Henderson's family members have been
extremely reticent to discuss his death. His closest
friends were mortified by the murder -- officially
dismissed as a nickel-and-dime street killing.

They remember him as a certified financial
genius. He'd helped put together the debt
restructuring plan that saved Parks Sausage, a
black-owned company in Baltimore. He had
distinguished himself as a financial adviser to the
United States Agency for International
Development and the notorious U.S. Commerce
Department. He also had worked as an
investment banking associate at Smith Barney and PaineWebber. In 1995, he started the Onyx
Group, an investment banking firm in
Washington. He told friends that his goal in life
was to create employment opportunities for
struggling young black males.

"Eric was in a position to be the next Reginald
Lewis," the late black billionaire, said Larry
Parks, a graduate of Gonzaga High in
Washington and currently senior vice president
of the Federal Home Loan Bank in San Francisco.
"He was a visionary, on the vanguard of the next
phase of the civil rights movement, which is
wealth creation in the black community. The
thugs have no idea who they killed."

Maybe. Maybe not. Perhaps Henderson was
killed in a random drug deal on the seedy streets
of Washington. Perhaps he was leading a double
life, as police investigators suggest. Or maybe,
just maybe, he knew too much.

It should not go unnoticed that Henderson was a
financial adviser to Ron Brown, the Commerce
secretary who, until his still mysterious death in a
plane crash in Croatia, was under investigation
and about to be indicted for some of his financial
creativity. It's also worth noting that a close
confidante to Brown, Nolanda Hill, has reported
that Brown had confronted Clinton just before
his trip -- telling him, "I won't go down alone."

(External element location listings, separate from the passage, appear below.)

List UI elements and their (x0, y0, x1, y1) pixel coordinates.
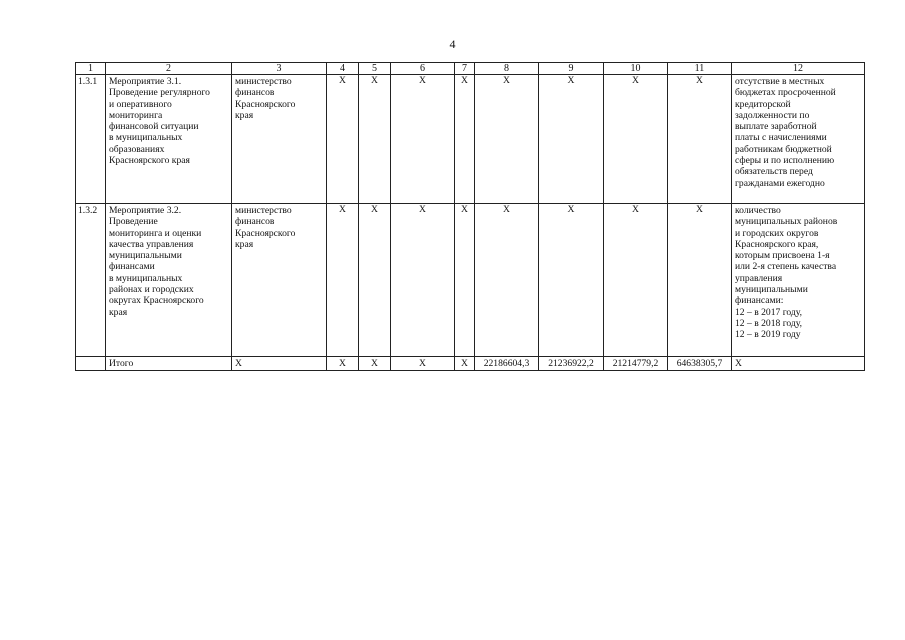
cell-x: Х (391, 357, 455, 371)
table-row (76, 204, 865, 357)
header-cell: 9 (539, 63, 604, 75)
row-id: 1.3.2 (76, 204, 106, 357)
cell-x: Х (359, 204, 391, 357)
total-value-2017: 22186604,3 (475, 357, 539, 371)
executor: министерство финансов Красноярского края (232, 75, 327, 204)
expected-result: отсутствие в местных бюджетах просроченной кредиторской задолженности по выплате заработной платы с начислениями работникам бюджетной сферы и по исполнению обязательств перед гражданами ежегодно (732, 75, 865, 204)
empty-cell (76, 357, 106, 371)
cell-x: Х (668, 75, 732, 204)
cell-x: Х (455, 204, 475, 357)
header-cell: 12 (732, 63, 865, 75)
header-cell: 8 (475, 63, 539, 75)
total-value-2019: 21214779,2 (604, 357, 668, 371)
total-label: Итого (106, 357, 232, 371)
cell-x: Х (475, 204, 539, 357)
cell-x: Х (668, 204, 732, 357)
cell-x: Х (455, 75, 475, 204)
header-cell: 1 (76, 63, 106, 75)
header-cell: 2 (106, 63, 232, 75)
cell-x: Х (327, 75, 359, 204)
executor: министерство финансов Красноярского края (232, 204, 327, 357)
header-cell: 3 (232, 63, 327, 75)
activity-name: Мероприятие 3.1. Проведение регулярного и оперативного мониторинга финансовой ситуации в муниципальных образованиях Красноярского края (106, 75, 232, 204)
cell-x: Х (327, 357, 359, 371)
cell-x: Х (232, 357, 327, 371)
header-cell: 7 (455, 63, 475, 75)
total-value-period: 64638305,7 (668, 357, 732, 371)
cell-x: Х (359, 357, 391, 371)
cell-x: Х (604, 204, 668, 357)
cell-x: Х (391, 204, 455, 357)
expected-result: количество муниципальных районов и городских округов Красноярского края, которым присвоена 1-я или 2-я степень качества управления муниципальными финансами: 12 – в 2017 году, 12 – в 2018 году, 12 – в 2019 году (732, 204, 865, 357)
total-value-2018: 21236922,2 (539, 357, 604, 371)
cell-x: Х (455, 357, 475, 371)
cell-x: Х (391, 75, 455, 204)
cell-x: Х (732, 357, 865, 371)
row-id: 1.3.1 (76, 75, 106, 204)
header-cell: 4 (327, 63, 359, 75)
cell-x: Х (539, 204, 604, 357)
header-cell: 5 (359, 63, 391, 75)
cell-x: Х (327, 204, 359, 357)
cell-x: Х (475, 75, 539, 204)
table-header-row (76, 63, 865, 75)
activity-name: Мероприятие 3.2. Проведение мониторинга и оценки качества управления муниципальными финансами в муниципальных районах и городских округах Красноярского края (106, 204, 232, 357)
cell-x: Х (604, 75, 668, 204)
program-activities-table (75, 62, 865, 371)
cell-x: Х (539, 75, 604, 204)
table-row (76, 75, 865, 204)
total-row (76, 357, 865, 371)
header-cell: 10 (604, 63, 668, 75)
header-cell: 6 (391, 63, 455, 75)
cell-x: Х (359, 75, 391, 204)
page-number: 4 (449, 37, 456, 51)
header-cell: 11 (668, 63, 732, 75)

Well, he certainly did not go down alone. He
went down with a whole planeload of others,
including government officials and businessmen
involved in the trade mission. But did Brown
actually die in the plane crash? Military forensics
investigators discovered a perfectly cylindrical
hole, the size of a .45-caliber round, in the top of
his head. They could find no explanation for the
hole, yet his remains were never autopsied.

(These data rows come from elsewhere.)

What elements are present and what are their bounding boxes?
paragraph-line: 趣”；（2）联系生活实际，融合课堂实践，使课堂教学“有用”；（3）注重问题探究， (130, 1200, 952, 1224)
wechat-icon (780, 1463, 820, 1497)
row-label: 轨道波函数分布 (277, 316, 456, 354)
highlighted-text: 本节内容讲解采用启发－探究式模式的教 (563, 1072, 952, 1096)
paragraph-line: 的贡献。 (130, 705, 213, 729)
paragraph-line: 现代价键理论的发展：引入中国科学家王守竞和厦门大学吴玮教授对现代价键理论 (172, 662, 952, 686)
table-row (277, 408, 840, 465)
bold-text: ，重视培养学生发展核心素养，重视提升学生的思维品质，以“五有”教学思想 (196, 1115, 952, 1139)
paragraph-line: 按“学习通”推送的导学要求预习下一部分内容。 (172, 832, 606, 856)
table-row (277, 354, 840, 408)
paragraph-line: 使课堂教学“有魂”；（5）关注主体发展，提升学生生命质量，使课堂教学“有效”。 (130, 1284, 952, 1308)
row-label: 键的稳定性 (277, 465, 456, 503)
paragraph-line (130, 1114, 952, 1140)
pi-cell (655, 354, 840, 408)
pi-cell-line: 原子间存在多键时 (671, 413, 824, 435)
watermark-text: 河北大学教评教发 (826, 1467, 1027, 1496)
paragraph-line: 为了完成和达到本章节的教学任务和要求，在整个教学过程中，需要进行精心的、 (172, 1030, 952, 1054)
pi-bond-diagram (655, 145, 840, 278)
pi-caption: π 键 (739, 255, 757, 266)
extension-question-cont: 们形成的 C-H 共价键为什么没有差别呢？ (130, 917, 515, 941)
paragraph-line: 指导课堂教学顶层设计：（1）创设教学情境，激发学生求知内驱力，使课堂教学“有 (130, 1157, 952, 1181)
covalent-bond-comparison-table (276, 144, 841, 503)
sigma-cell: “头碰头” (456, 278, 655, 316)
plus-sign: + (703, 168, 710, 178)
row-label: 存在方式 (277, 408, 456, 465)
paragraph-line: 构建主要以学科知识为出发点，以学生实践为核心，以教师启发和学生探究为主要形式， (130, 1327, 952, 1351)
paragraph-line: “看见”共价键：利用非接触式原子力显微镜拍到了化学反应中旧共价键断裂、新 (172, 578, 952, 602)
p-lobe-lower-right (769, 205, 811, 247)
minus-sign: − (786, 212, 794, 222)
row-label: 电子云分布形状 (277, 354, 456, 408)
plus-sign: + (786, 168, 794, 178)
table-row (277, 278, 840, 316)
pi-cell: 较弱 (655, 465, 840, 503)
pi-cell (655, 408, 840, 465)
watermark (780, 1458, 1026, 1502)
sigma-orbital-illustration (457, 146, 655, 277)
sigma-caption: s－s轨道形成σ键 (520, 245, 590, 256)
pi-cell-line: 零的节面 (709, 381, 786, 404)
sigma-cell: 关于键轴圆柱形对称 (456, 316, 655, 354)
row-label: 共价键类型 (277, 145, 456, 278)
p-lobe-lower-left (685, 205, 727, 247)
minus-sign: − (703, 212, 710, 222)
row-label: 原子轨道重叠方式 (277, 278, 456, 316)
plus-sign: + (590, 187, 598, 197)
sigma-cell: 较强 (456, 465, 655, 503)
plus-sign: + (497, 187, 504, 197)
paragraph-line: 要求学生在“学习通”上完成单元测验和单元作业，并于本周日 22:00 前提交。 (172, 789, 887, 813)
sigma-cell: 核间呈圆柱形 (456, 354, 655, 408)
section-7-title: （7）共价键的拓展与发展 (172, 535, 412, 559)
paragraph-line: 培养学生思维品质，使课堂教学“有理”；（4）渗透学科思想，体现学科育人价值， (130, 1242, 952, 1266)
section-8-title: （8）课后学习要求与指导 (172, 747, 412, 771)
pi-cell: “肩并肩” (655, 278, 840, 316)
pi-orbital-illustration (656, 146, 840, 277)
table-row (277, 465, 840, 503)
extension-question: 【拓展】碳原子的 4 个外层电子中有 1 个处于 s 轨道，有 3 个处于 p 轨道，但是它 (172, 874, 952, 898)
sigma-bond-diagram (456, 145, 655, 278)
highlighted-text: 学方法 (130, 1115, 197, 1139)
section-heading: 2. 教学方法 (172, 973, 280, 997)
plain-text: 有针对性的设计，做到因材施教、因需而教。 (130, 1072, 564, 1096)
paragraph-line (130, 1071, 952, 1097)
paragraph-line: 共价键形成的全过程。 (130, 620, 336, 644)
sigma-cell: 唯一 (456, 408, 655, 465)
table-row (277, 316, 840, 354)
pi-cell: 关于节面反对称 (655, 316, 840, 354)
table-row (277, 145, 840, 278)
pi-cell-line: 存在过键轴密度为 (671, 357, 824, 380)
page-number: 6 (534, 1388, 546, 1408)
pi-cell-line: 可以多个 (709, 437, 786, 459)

That little discovery should raise questions about
not only Brown's death, but those of others
around him -- most notably, I would think, his
young and gifted financial adviser, Eric L.
Henderson.

Is it time to add one more name to the growing
and staggering Clinton body count? I don't
know, but the fact that such questions are not
even raised in polite media company is not a
good sign in a supposedly free society.